C'est à l'Allemagne que revient l'organisation de la prochaine Coupe du monde de football qui se déroulera du 9 juin au 9 juillet prochain. C'est déjà en soi un évènement ! Trois millions de spectateurs sont attendus.
Il n'en fallait pas moins pour qu'en marge de cette fête du sport, un gigantesque trafic de femmes soit mis en œuvre dans ce pays où l'industrie du sexe est légalisée depuis 2002. On annonce l'acheminement de 40.000 femmes d'Europe centrale et orientale, avec campagne de promotion à l'appui.
"Le football et le sexe vont de pair" se défend l'avocat d'un complexe géant destiné à la prostitution, sécurisé et aseptisé, construit à proximité du stade de Berlin. Combien de jeunes femmes vulnérables, attirées par des promesses de travail, seront exploitées et forcées à la prostitution par des trafiquants du sexe peu scrupuleux de leur dignité ?
Associer la Coupe du monde de football et la prostitution est un scandale.
En outre, ce trafic est contraire aux textes internationaux et européens, signés par la majorité des pays participant au Mondial :
• La convention de l'ONU du 2 décembre 1949 pour la répression de la traite des êtres humains et l'exploitation de la prostitution. C'est le texte le plus précis sur les liens entre traite et prostitution. Il condamne toute forme de prostitution, même si la victime est consentante.

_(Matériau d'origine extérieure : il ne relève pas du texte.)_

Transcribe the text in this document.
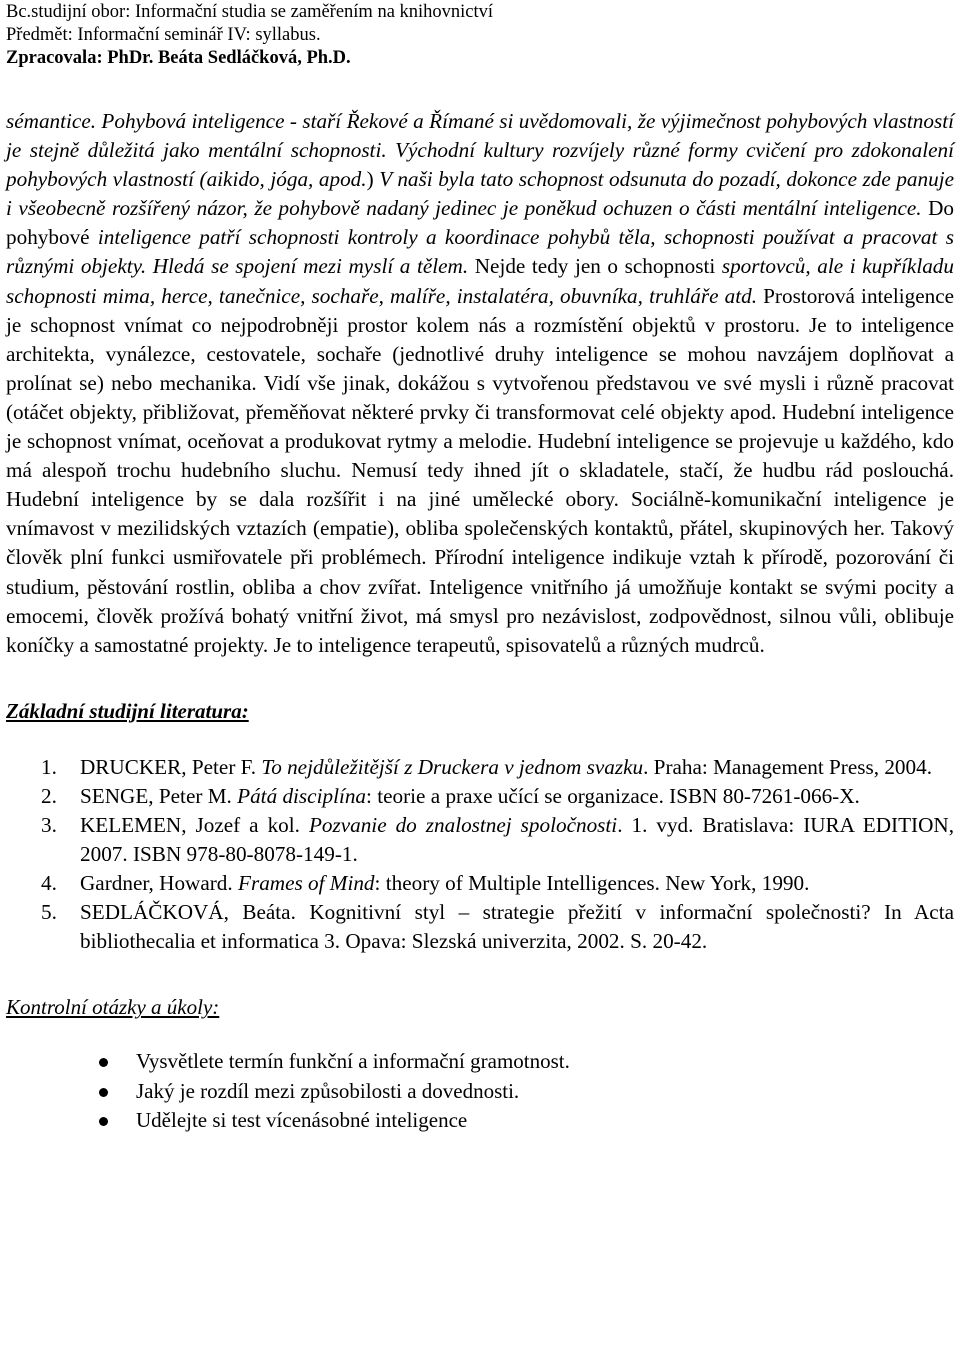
Bc.studijní obor: Informační studia se zaměřením na knihovnictví
Předmět: Informační seminář IV: syllabus.
Zpracovala: PhDr. Beáta Sedláčková, Ph.D.
sémantice. Pohybová inteligence - staří Řekové a Římané si uvědomovali, že výjimečnost pohybových vlastností je stejně důležitá jako mentální schopnosti. Východní kultury rozvíjely různé formy cvičení pro zdokonalení pohybových vlastností (aikido, jóga, apod.) V naši byla tato schopnost odsunuta do pozadí, dokonce zde panuje i všeobecně rozšířený názor, že pohybově nadaný jedinec je poněkud ochuzen o části mentální inteligence. Do pohybové inteligence patří schopnosti kontroly a koordinace pohybů těla, schopnosti používat a pracovat s různými objekty. Hledá se spojení mezi myslí a tělem. Nejde tedy jen o schopnosti sportovců, ale i kupříkladu schopnosti mima, herce, tanečnice, sochaře, malíře, instalatéra, obuvníka, truhláře atd. Prostorová inteligence je schopnost vnímat co nejpodrobněji prostor kolem nás a rozmístění objektů v prostoru. Je to inteligence architekta, vynálezce, cestovatele, sochaře (jednotlivé druhy inteligence se mohou navzájem doplňovat a prolínat se) nebo mechanika. Vidí vše jinak, dokážou s vytvořenou představou ve své mysli i různě pracovat (otáčet objekty, přibližovat, přeměňovat některé prvky či transformovat celé objekty apod. Hudební inteligence je schopnost vnímat, oceňovat a produkovat rytmy a melodie. Hudební inteligence se projevuje u každého, kdo má alespoň trochu hudebního sluchu. Nemusí tedy ihned jít o skladatele, stačí, že hudbu rád poslouchá. Hudební inteligence by se dala rozšířit i na jiné umělecké obory. Sociálně-komunikační inteligence je vnímavost v mezilidských vztazích (empatie), obliba společenských kontaktů, přátel, skupinových her. Takový člověk plní funkci usmiřovatele při problémech. Přírodní inteligence indikuje vztah k přírodě, pozorování či studium, pěstování rostlin, obliba a chov zvířat. Inteligence vnitřního já umožňuje kontakt se svými pocity a emocemi, člověk prožívá bohatý vnitřní život, má smysl pro nezávislost, zodpovědnost, silnou vůli, oblibuje koníčky a samostatné projekty. Je to inteligence terapeutů, spisovatelů a různých mudrců.
Základní studijní literatura:
1. DRUCKER, Peter F. To nejdůležitější z Druckera v jednom svazku. Praha: Management Press, 2004.
2. SENGE, Peter M. Pátá disciplína: teorie a praxe učící se organizace. ISBN 80-7261-066-X.
3. KELEMEN, Jozef a kol. Pozvanie do znalostnej spoločnosti. 1. vyd. Bratislava: IURA EDITION, 2007. ISBN 978-80-8078-149-1.
4. Gardner, Howard. Frames of Mind: theory of Multiple Intelligences. New York, 1990.
5. SEDLÁČKOVÁ, Beáta. Kognitivní styl – strategie přežití v informační společnosti? In Acta bibliothecalia et informatica 3. Opava: Slezská univerzita, 2002. S. 20-42.
Kontrolní otázky a úkoly:
Vysvětlete termín funkční a informační gramotnost.
Jaký je rozdíl mezi způsobilosti a dovednosti.
Udělejte si test vícenásobné inteligence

• La convention du Conseil de l'Europe sur la lutte contre la traite des êtres humains, convention dite de Varsovie. Elle s'adresse aux 46 États membres du Conseil de l'Europe et demande à ces États de tout mettre en œuvre pour décourager la demande. 26 pays ont signé ce texte, mais aucun ne l'a ratifié.
• La Charte européenne des droits fondamentaux, qui sans être un texte constitutionnel, n'en reste pas moins une référence en matière de droits de l'homme. Plusieurs articles réaffirment le respect de la dignité humaine (art. 1), le droit à l'intégrité de la personne (art. 3) et l'interdiction de l'esclavage et du travail forcé (art. 5).
Ce scandale a conduit un grand nombre d'associations dont Femina Europa à soutenir la pétition lancée par la Coalition internationale contre la traite des femmes (CATW), http://catwepetition.ouvaton.org
Cependant, se contenter d'une pétition serait bien insuffisant !
Il est urgent que les États se mettent en cohérence avec les textes qu'ils signent, soit directement, soit par leurs représentants, dans les instances européennes et internationales. S'il est vrai que ces questions relèvent de la compétence nationale, ces États ne peuvent signer de la main droite ce qu'ils désavouent de la main gauche. Ils doivent ratifier ce qu'ils ont signé.
Nous ne pouvons plus nous contenter de déclarations d'intention : la dignité et l'intégrité des femmes nous obligent à créer les conditions pour que les femmes les plus fragiles n'aient plus à choisir entre la misère et "l'eldorado de la prostitution".
Il est urgent et nécessaire de soutenir une véritable prévention aussi complète que possible, dans les pays d'Europe centrale et orientale, sur les risques de trafic, de criminalité et de traite des êtres humains dont les femmes sont les premières victimes, la pauvreté les rendant particulièrement vulnérables.
Cet objectif à court-terme relève du rôle et de la responsabilité de l'Union européenne, en coopération avec les États membres et les États candidats. Sur le moyen et long terme, la campagne d'information et de sensibilisation que nous recommandons doivent être assorties de mesures très concrètes sur la formation professionnelle, le travail et la vie familiale des femmes.
L'association Femina Europa va proposer dès la semaine prochaine à la Commission des droits de la femme du Parlement européen, un programme d'action pour permettre à chaque femme de vivre librement dans la dignité. Le refus de l'esclavage moderne doit se traduire par un engagement courageux de la part de tout responsable politique et associatif.
* Élizabeth Montfort est présidente de Femina Europa.